Automation is more sophisticated in Webcasting than in broadcasting, and is necessary for efficiency. Since Webcasting involves multiple streams, there are many more devices to be controlled. In a manual bay system, 15 to 20 people would be required to manage 200 streams of content. Traffic and scheduling systems are more complex, as well. Real Broadcast Network (RBN), for example, broadcasts 3000 streams per day. To streamline operations and improve efficiency, each operator in this facility has complete control of all RBN operations from his or her desktop workstation.

Perhaps the most substantial difference between the broadcasting and Webcasting facilities is future expansion. Growth in broadcasting is certainly more predictable than in Webcasting, where explosive growth can happen at a moment’s notice. Traditionally, there is a 30 percent growth factor figured into the construction of a new broadcast facility. In Webcasting, the growth factor considered in initial implementation often approaches 300 percent. Obviously, planning ahead of time for facility infrastructure growth is a must. This covers everything, particularly real estate, HVAC, electrical issues, router upgrades and satellite expansion.

The key in designing both types of facilities is to plan for the greatest projection, build for current needs, and set milestones for growth so you can forecast the upgrade. With a Webcast facility, it comes down to the design of one path. Everything in a Webcast facility goes through the same path, so, whether the streamed content is created originally within the facility, taken from pre-recorded material, or from a satellite, everything goes through the same path before hitting the encoder. This is a much simpler process than in a broadcast facility. In a Webcast facility, you simply multiply the initial path.
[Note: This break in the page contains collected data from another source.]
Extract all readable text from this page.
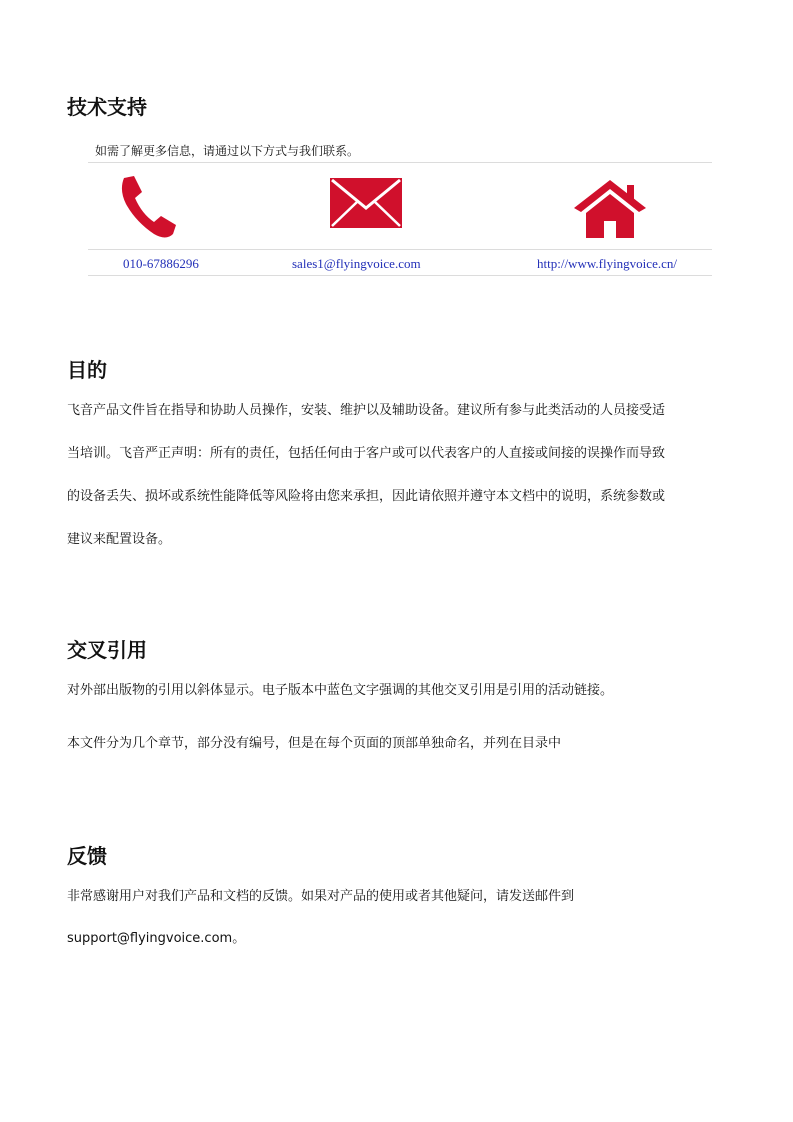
技术支持
如需了解更多信息，请通过以下方式与我们联系。
010-67886296	sales1@flyingvoice.com	http://www.flyingvoice.cn/
目的
飞音产品文件旨在指导和协助人员操作，安装、维护以及辅助设备。建议所有参与此类活动的人员接受适
当培训。飞音严正声明：所有的责任，包括任何由于客户或可以代表客户的人直接或间接的误操作而导致
的设备丢失、损坏或系统性能降低等风险将由您来承担，因此请依照并遵守本文档中的说明，系统参数或
建议来配置设备。
交叉引用

对外部出版物的引用以斜体显示。电子版本中蓝色文字强调的其他交叉引用是引用的活动链接。

本文件分为几个章节，部分没有编号，但是在每个页面的顶部单独命名，并列在目录中

反馈

非常感谢用户对我们产品和文档的反馈。如果对产品的使用或者其他疑问，请发送邮件到

support@flyingvoice.com。
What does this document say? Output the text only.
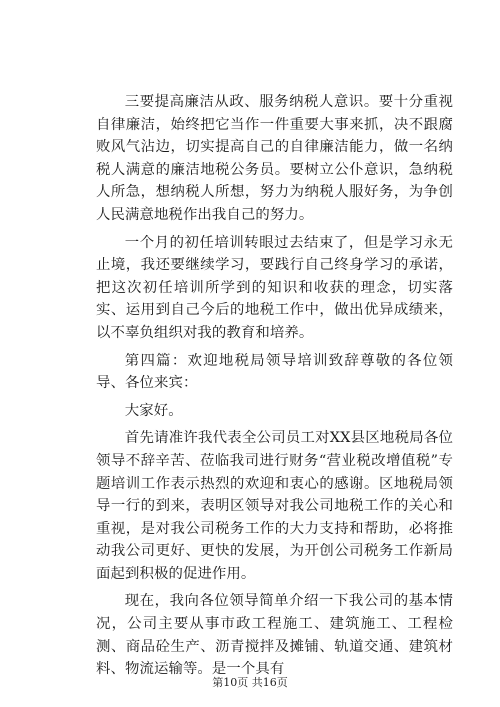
三要提高廉洁从政、服务纳税人意识。要十分重视自律廉洁，始终把它当作一件重要大事来抓，决不跟腐败风气沾边，切实提高自己的自律廉洁能力，做一名纳税人满意的廉洁地税公务员。要树立公仆意识，急纳税人所急，想纳税人所想，努力为纳税人服好务，为争创人民满意地税作出我自己的努力。

一个月的初任培训转眼过去结束了，但是学习永无止境，我还要继续学习，要践行自己终身学习的承诺，把这次初任培训所学到的知识和收获的理念，切实落实、运用到自己今后的地税工作中，做出优异成绩来，以不辜负组织对我的教育和培养。

第四篇：欢迎地税局领导培训致辞尊敬的各位领导、各位来宾：

大家好。

首先请准许我代表全公司员工对XX县区地税局各位领导不辞辛苦、莅临我司进行财务“营业税改增值税”专题培训工作表示热烈的欢迎和衷心的感谢。区地税局领导一行的到来，表明区领导对我公司地税工作的关心和重视，是对我公司税务工作的大力支持和帮助，必将推动我公司更好、更快的发展，为开创公司税务工作新局面起到积极的促进作用。

现在，我向各位领导简单介绍一下我公司的基本情况，公司主要从事市政工程施工、建筑施工、工程检测、商品砼生产、沥青搅拌及摊铺、轨道交通、建筑材料、物流运输等。是一个具有

第10页 共16页
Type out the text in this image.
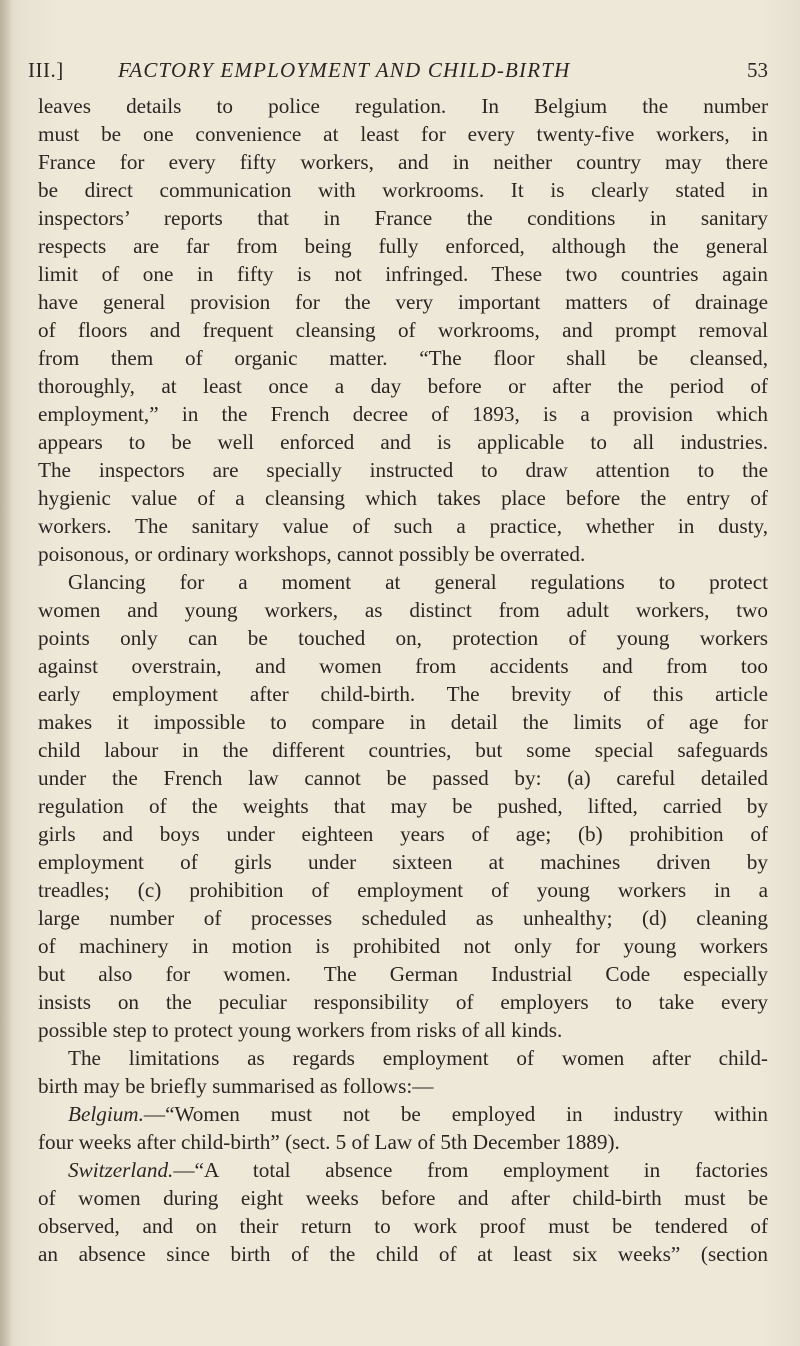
III.]	FACTORY EMPLOYMENT AND CHILD-BIRTH	53
leaves details to police regulation. In Belgium the number
must be one convenience at least for every twenty-five workers, in
France for every fifty workers, and in neither country may there
be direct communication with workrooms. It is clearly stated in
inspectors’ reports that in France the conditions in sanitary
respects are far from being fully enforced, although the general
limit of one in fifty is not infringed. These two countries again
have general provision for the very important matters of drainage
of floors and frequent cleansing of workrooms, and prompt removal
from them of organic matter. “The floor shall be cleansed,
thoroughly, at least once a day before or after the period of
employment,” in the French decree of 1893, is a provision which
appears to be well enforced and is applicable to all industries.
The inspectors are specially instructed to draw attention to the
hygienic value of a cleansing which takes place before the entry of
workers. The sanitary value of such a practice, whether in dusty,
poisonous, or ordinary workshops, cannot possibly be overrated.
Glancing for a moment at general regulations to protect
women and young workers, as distinct from adult workers, two
points only can be touched on, protection of young workers
against overstrain, and women from accidents and from too
early employment after child-birth. The brevity of this article
makes it impossible to compare in detail the limits of age for
child labour in the different countries, but some special safeguards
under the French law cannot be passed by: (a) careful detailed
regulation of the weights that may be pushed, lifted, carried by
girls and boys under eighteen years of age; (b) prohibition of
employment of girls under sixteen at machines driven by
treadles; (c) prohibition of employment of young workers in a
large number of processes scheduled as unhealthy; (d) cleaning
of machinery in motion is prohibited not only for young workers
but also for women. The German Industrial Code especially
insists on the peculiar responsibility of employers to take every
possible step to protect young workers from risks of all kinds.
The limitations as regards employment of women after child-
birth may be briefly summarised as follows:—
Belgium.—“Women must not be employed in industry within
four weeks after child-birth” (sect. 5 of Law of 5th December 1889).
Switzerland.—“A total absence from employment in factories
of women during eight weeks before and after child-birth must be
observed, and on their return to work proof must be tendered of
an absence since birth of the child of at least six weeks” (section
This means you can pre-wire a facility for growth and easily add those devices to the path when needed.

The most pertinent components for expansion are always related to patching and routing. A router must have the flexibility, overhead and real estate to integrate the equipment necessary for expansion. That makes the planning of rack space very important. In a streaming facility destined for growth, it’s absolutely vital to leave a sizeable amount of empty rack space to accommodate expansion in a hurry.

Broadcast facilities, historically, aren’t blessed with a tremendous amount of real estate, which makes growth more difficult. In addition, they have much larger operating systems. In Webcasting, everything is controlled from a PC, so moving dedicated control panels and monitoring devices around is not an issue. Expansion needs to be simpler in Webcasting because of the potential for explosive growth. Webcasting technology has proved to be a positive for the broadcast industry in terms of growth because manufacturers continue to develop better and more efficient control systems.

Mark Siegel is vice president of business development of DST.